Bu, bana Marlowe'un Faust'undan bir sahneyi hatırlatıyor. Bilinir ki, Faust adında ilk eser, Goethe'den evvel onaltıncı yüzyılın İngiliz şâiri Christofer Marlowe'undur: "Dr. Faust'un Hayatı ve Ölümü."

Marlowe'un bu eserinde bir sahne vardır. Dr. Faust, Helen adındaki güzele yalvarır. 

– Beni bir kere öp ve ebedileştir.

Helen onu öper ve kaçar. 

Dr. Faust bağırır:

– Dudakları ruhumu emdi.
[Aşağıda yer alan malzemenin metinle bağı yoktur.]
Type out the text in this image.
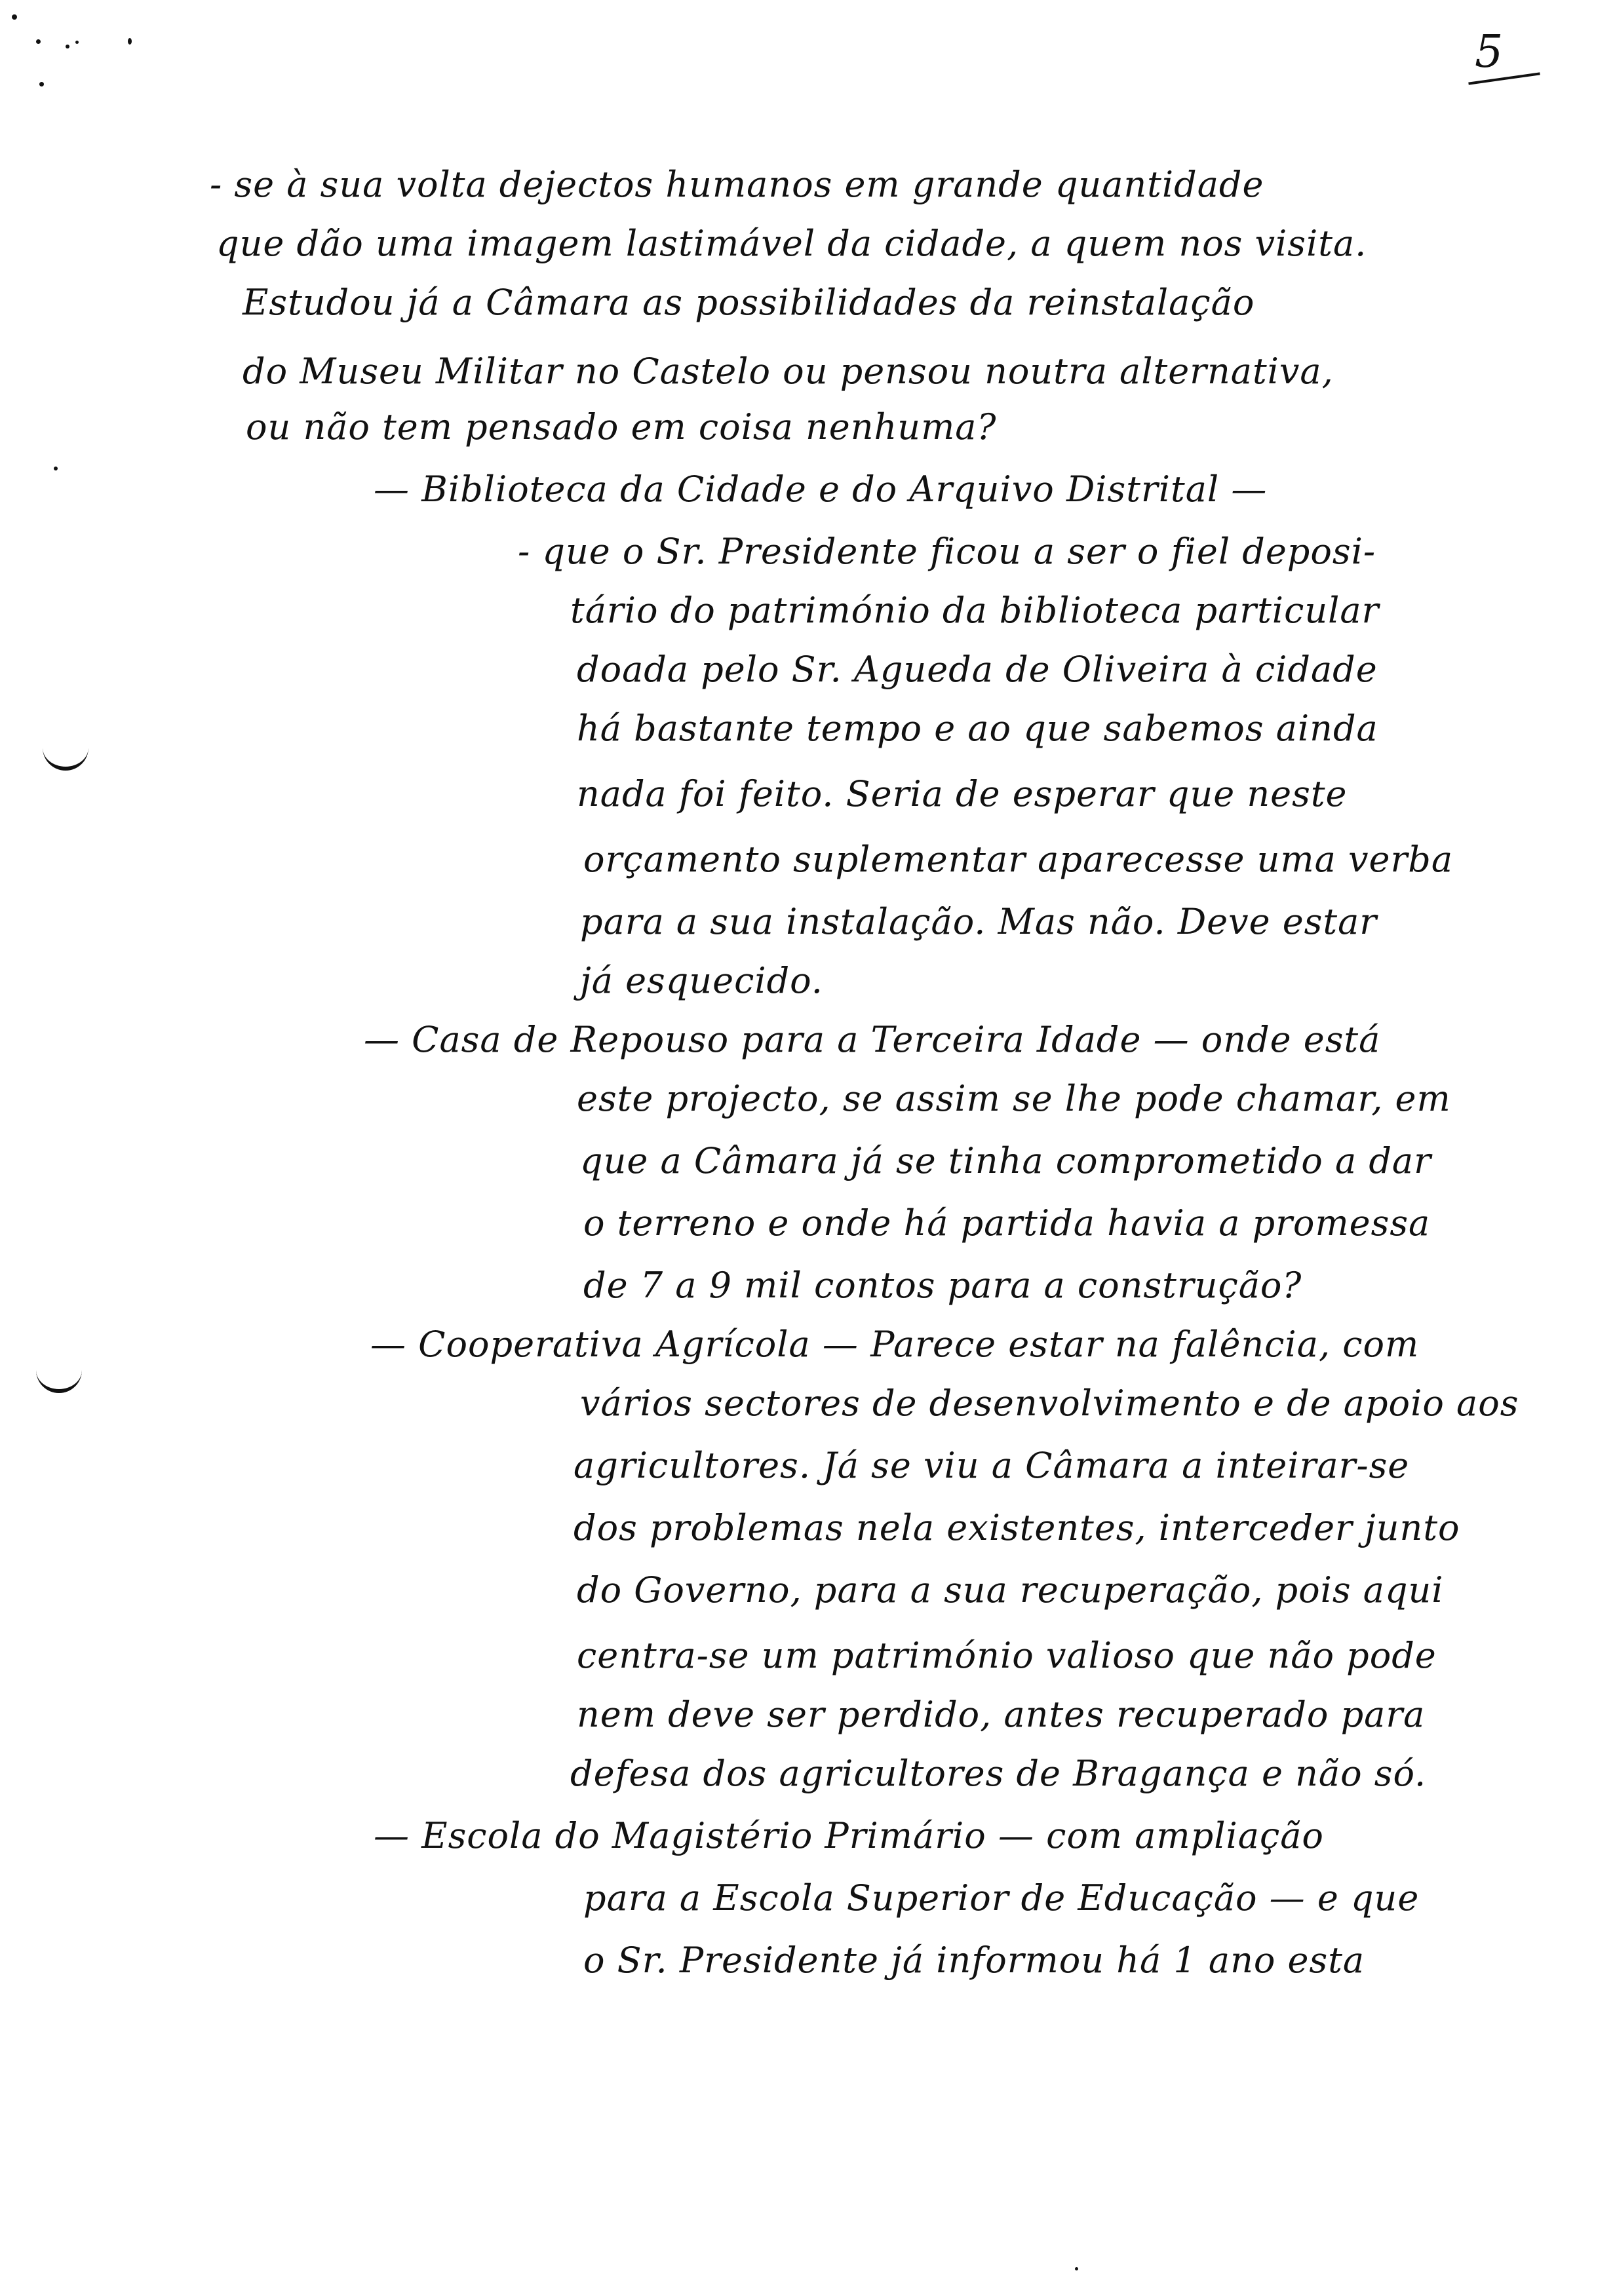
5
- se à sua volta dejectos humanos em grande quantidade
que dão uma imagem lastimável da cidade, a quem nos visita.
Estudou já a Câmara as possibilidades da reinstalação
do Museu Militar no Castelo ou pensou noutra alternativa,
ou não tem pensado em coisa nenhuma?
— Biblioteca da Cidade e do Arquivo Distrital —
- que o Sr. Presidente ficou a ser o fiel deposi-
tário do património da biblioteca particular
doada pelo Sr. Agueda de Oliveira à cidade
há bastante tempo e ao que sabemos ainda
nada foi feito. Seria de esperar que neste
orçamento suplementar aparecesse uma verba
para a sua instalação. Mas não. Deve estar
já esquecido.
— Casa de Repouso para a Terceira Idade — onde está
este projecto, se assim se lhe pode chamar, em
que a Câmara já se tinha comprometido a dar
o terreno e onde há partida havia a promessa
de 7 a 9 mil contos para a construção?
— Cooperativa Agrícola — Parece estar na falência, com
vários sectores de desenvolvimento e de apoio aos
agricultores. Já se viu a Câmara a inteirar-se
dos problemas nela existentes, interceder junto
do Governo, para a sua recuperação, pois aqui
centra-se um património valioso que não pode
nem deve ser perdido, antes recuperado para
defesa dos agricultores de Bragança e não só.
— Escola do Magistério Primário — com ampliação
para a Escola Superior de Educação — e que
o Sr. Presidente já informou há 1 ano esta
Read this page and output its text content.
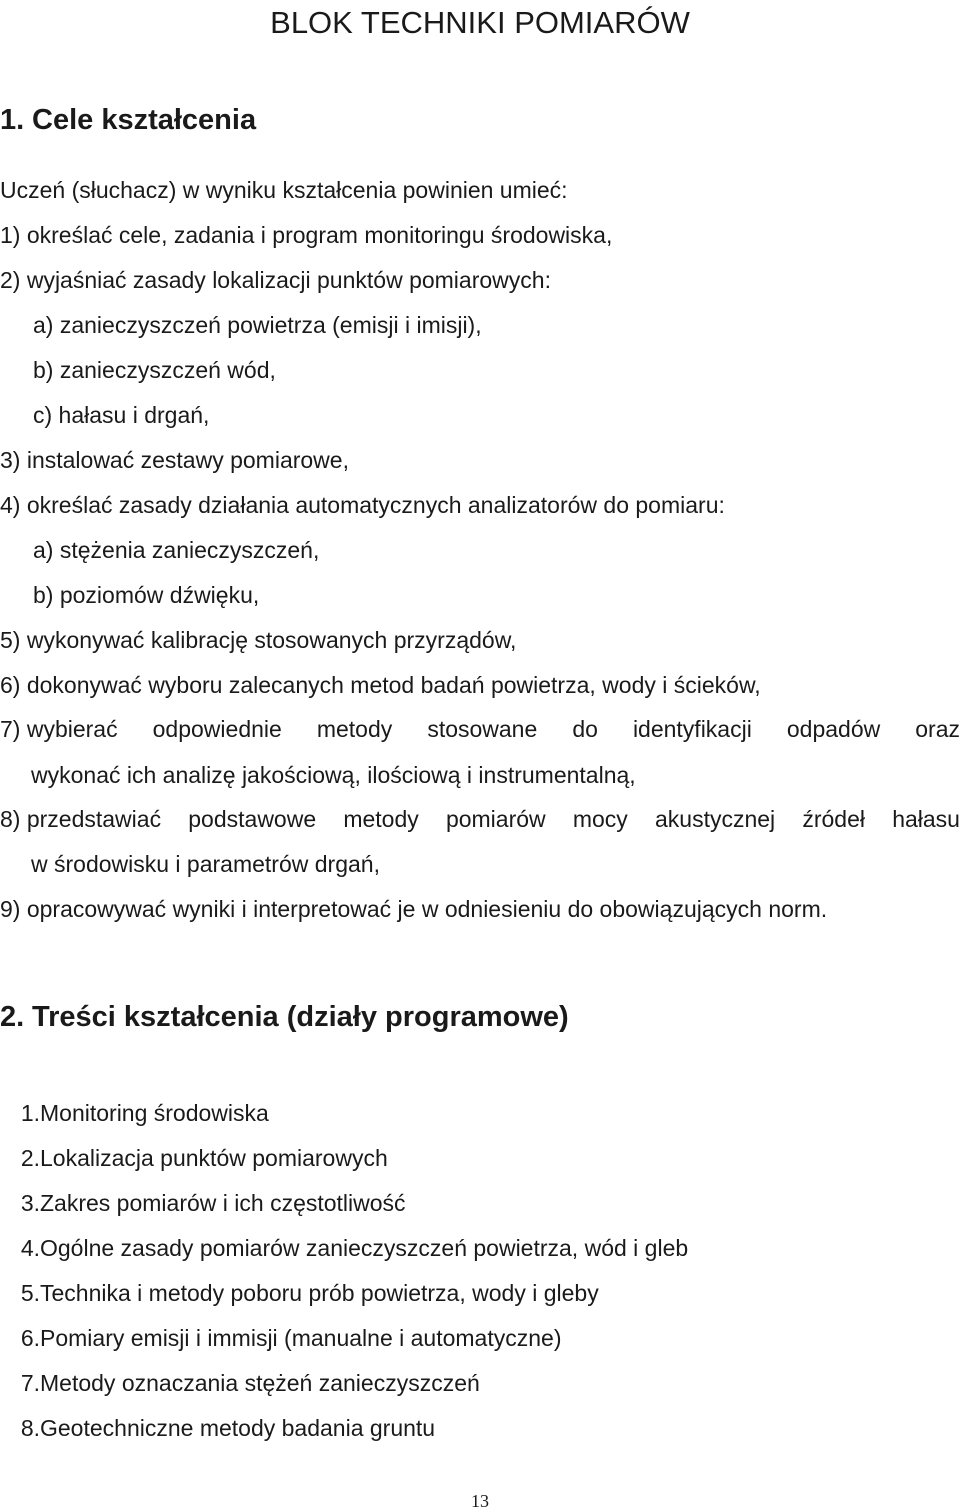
BLOK TECHNIKI POMIARÓW
1. Cele kształcenia
Uczeń (słuchacz) w wyniku kształcenia powinien umieć:
1) określać cele, zadania i program monitoringu środowiska,
2) wyjaśniać zasady lokalizacji punktów pomiarowych:
a) zanieczyszczeń powietrza (emisji i imisji),
b) zanieczyszczeń wód,
c) hałasu i drgań,
3) instalować zestawy pomiarowe,
4) określać zasady działania automatycznych analizatorów do pomiaru:
a) stężenia zanieczyszczeń,
b) poziomów dźwięku,
5) wykonywać kalibrację stosowanych przyrządów,
6) dokonywać wyboru zalecanych metod badań powietrza, wody i ścieków,
7) wybierać odpowiednie metody stosowane do identyfikacji odpadów oraz
wykonać ich analizę jakościową, ilościową i instrumentalną,
8) przedstawiać podstawowe metody pomiarów mocy akustycznej źródeł hałasu
w środowisku i parametrów drgań,
9) opracowywać wyniki i interpretować je w odniesieniu do obowiązujących norm.
2. Treści kształcenia (działy programowe)
1.Monitoring środowiska
2.Lokalizacja punktów pomiarowych
3.Zakres pomiarów i ich częstotliwość
4.Ogólne zasady pomiarów zanieczyszczeń powietrza, wód i gleb
5.Technika i metody poboru prób powietrza, wody i gleby
6.Pomiary emisji i immisji (manualne i automatyczne)
7.Metody oznaczania stężeń zanieczyszczeń
8.Geotechniczne metody badania gruntu
13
Bakınız nasıl kaçıyor! Gel, Helen, gel, ruhumu geriye ver.

Bizi de yabancı medeniyetler öptü.

Bağırıyoruz:

– Busen çok tatlı. Fakat ruhumu emdin. Geriye ver! Ruhumu geriye ver! 

Bir millet yabancı ve üstün bir medeniyetten her şey alabilir ve almalıdır: İlim, teknik, metod, rejim, kelime, terim, hattâ muaşeret, sanat ve hassasiyet. Birbirinden tesir almayan millet yoktur. Beşerî ruh böyle teessüs eder. Fakat bu alınan tesirler, bizde olduğu gibi, millî ruhun özünü bozacak bir dereceye vardı mı, milliyetçilik şaha kalkmalıdır ve her Türk, Garpçı ve medeniyetçi olduğu kadar, hattâ daha önce ve daha fazla, milliyetçi, ruhçu ve mâneviyatçı olmalıdır. 

Yoksa, Marlowe'un Faust'u gibi, bir tatlı öpücükle içimizi emen ruh vampirlerine boş yere haykırıp duracağız:

– Ruhumu geriye ver, ruhumu geriye ver!"